Hipster Crusader Was Conquering the Holy Land Before It Was Cool

Conquering the Holy Land in the Name of God and The King is all the rage as of late. Whilst many intrepid and pious young knights see this as a great opportunity to spread the word of King to heathen lands, others are worried ‘tis harming the originality and local vibe of crusading culture.

“I was conquering the Holy Land and slaying the Lord’s enemies before it was cool,” sayeth a hip young crusader by the name of Gayle Jarshua. “All these other poseur crusaders are just jumping on the ‘let’s invade the Holy Land and kill everyone’ bandwagon. So lame.”

Jarshua yearns for the days when the only people pillaging pagan villages at random in The King’s Name were true paladins that did it not for the money or the fame, but because they genuinely cared about slaughtering people that were different from them.

“These crusaders nowadays hath no taste,” sayeth Jarshua’s friend and amateur male craft alewife Kile Lars. “They couldn’t tell the difference between stabbing a random heathen in the stomach and desecrating the pagans’ Great Temple of Üsteri-gør and beheading its High Priest. It maketh me sick.”

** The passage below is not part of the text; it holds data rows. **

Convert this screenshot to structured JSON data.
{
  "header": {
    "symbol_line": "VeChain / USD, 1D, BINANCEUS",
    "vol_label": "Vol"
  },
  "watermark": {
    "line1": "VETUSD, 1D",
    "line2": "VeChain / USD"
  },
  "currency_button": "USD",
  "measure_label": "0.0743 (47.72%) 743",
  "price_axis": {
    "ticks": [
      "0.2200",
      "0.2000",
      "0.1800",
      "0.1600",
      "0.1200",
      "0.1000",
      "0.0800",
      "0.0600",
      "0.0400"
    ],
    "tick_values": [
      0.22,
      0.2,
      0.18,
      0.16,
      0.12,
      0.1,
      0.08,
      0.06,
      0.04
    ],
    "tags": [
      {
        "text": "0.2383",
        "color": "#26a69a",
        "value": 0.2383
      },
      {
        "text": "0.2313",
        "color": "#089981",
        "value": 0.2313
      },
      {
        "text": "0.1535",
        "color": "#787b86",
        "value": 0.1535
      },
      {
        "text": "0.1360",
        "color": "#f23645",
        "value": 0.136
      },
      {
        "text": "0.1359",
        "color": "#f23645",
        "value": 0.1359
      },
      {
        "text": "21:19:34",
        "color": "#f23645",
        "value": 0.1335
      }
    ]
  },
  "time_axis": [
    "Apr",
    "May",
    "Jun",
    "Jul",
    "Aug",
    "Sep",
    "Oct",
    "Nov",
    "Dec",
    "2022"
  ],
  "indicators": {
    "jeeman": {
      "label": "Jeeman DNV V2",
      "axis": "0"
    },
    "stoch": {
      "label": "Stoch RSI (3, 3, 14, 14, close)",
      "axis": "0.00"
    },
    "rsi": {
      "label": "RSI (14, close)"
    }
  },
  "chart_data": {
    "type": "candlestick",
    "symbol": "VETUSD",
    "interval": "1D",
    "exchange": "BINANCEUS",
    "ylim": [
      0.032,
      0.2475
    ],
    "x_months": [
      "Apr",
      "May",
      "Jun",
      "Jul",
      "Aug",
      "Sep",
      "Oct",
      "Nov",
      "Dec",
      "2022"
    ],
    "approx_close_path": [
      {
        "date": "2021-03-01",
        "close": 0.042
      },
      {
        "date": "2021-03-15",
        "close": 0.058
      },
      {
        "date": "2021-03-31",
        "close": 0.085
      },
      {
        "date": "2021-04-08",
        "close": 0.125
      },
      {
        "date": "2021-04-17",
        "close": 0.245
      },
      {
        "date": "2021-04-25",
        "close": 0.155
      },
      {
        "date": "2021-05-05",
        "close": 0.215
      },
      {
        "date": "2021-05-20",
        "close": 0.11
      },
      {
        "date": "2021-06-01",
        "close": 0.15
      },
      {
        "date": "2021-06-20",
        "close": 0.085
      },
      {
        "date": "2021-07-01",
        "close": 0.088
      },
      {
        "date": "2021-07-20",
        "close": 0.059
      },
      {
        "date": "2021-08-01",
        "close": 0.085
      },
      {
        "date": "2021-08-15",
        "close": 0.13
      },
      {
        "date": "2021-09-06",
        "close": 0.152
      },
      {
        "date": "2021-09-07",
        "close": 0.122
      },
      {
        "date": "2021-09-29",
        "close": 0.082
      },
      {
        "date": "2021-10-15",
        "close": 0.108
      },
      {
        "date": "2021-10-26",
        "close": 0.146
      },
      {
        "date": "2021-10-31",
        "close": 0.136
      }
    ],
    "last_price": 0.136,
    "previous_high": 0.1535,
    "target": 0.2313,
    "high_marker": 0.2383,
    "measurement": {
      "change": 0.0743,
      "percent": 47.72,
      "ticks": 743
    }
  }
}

With the Crusades going mainstream, many original crusaders are seeking other ways to kill people in unique ways they can be smug about. Some hath turned to the Inquisition, whilst others have discussed seeking a fresh start in a New World across the Sea, where they say there be an endless amount of interesting people to kill.

“All I doth know is the crusades are totally lamestream now,” sayeth Jarshua. “The big regiments are moving in and taking the fun out of invading. From here on I, for one, shall only taketh part in small batch, local crusades.”